1. Placing a sole focus on your own emotional and physical desires instead of seeking to understand your spouse/partner’s emotional and physical desires. Problems in this category include sexual dysfunction, feeling lonely, not feeling emotionally connected, etc..
2. Giving in to consumeristic thoughts and beliefs (e.g. “My spouse does not have all of the qualities that I deserve in a relationship). These thoughts suggest that you deserve better and that you should be looking outside the relationship for someone who has qualities that will provide more personal fulfilment. Problems in this category include physical and emotional infidelity and developing a stronger relationships with friends and coworkers rather than with your spouse/partner.
3. Place a higher emphasis on getting things (e.g. bigger house, fancier car, etc.) and gaining personal achievement (e.g. better job, more education, etc.) than on establishing and maintaining a good relationship. Problems in this area include financial infidelity, financial strain, emotional disconnection and feelings of relationship neglect, just to name a few.

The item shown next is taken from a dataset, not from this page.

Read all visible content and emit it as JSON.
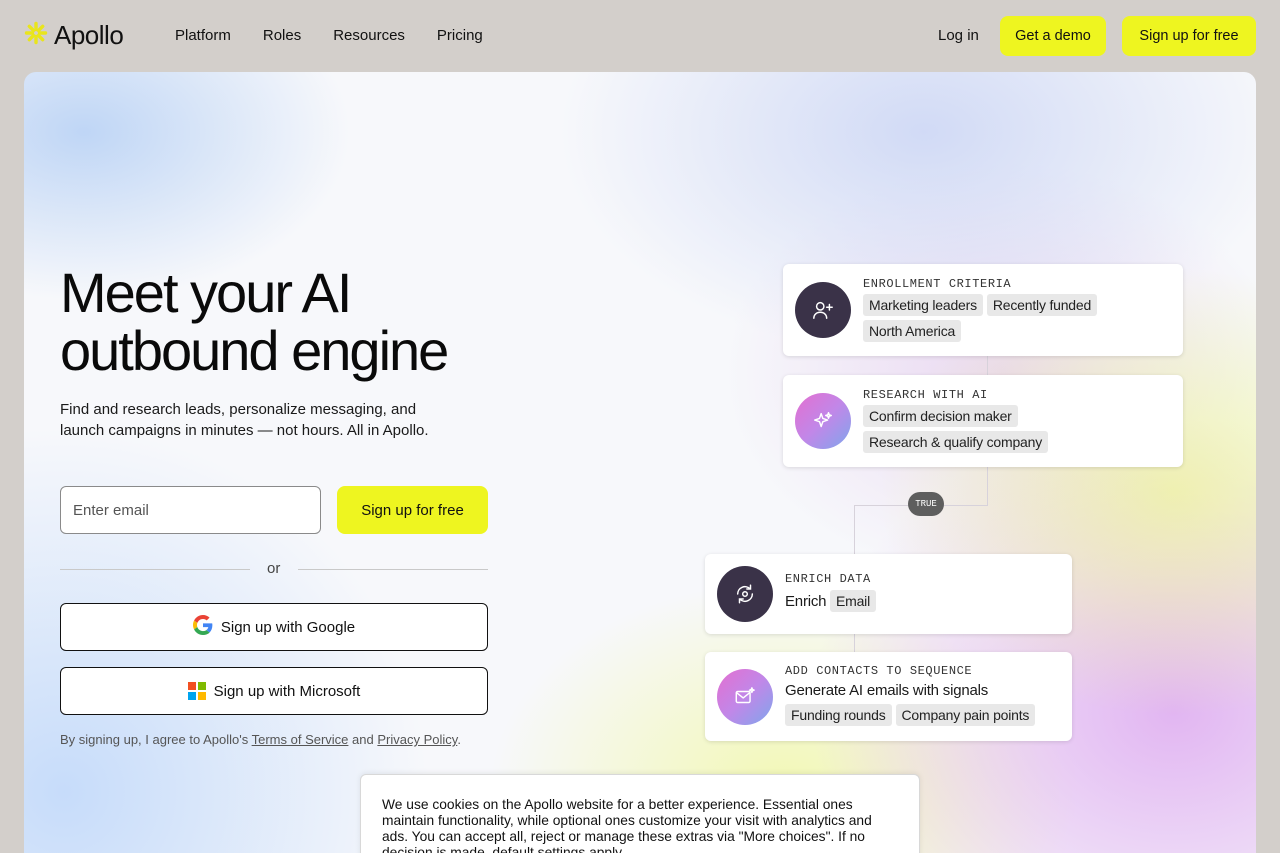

All three of the above categories usually also involve poor communication on some level. Most relationship problems fall in to one of these three categories and, in today’s world, it takes consistent effort to not get wrapped up in any of them. If you are willing to do a personal inventory of how wrapped up your are in an of these categories, and seek to avoid them, you will find that your relationship will be more enjoyable and you will have a greater ability to weather the challenges in your relationship with your spouse/partner.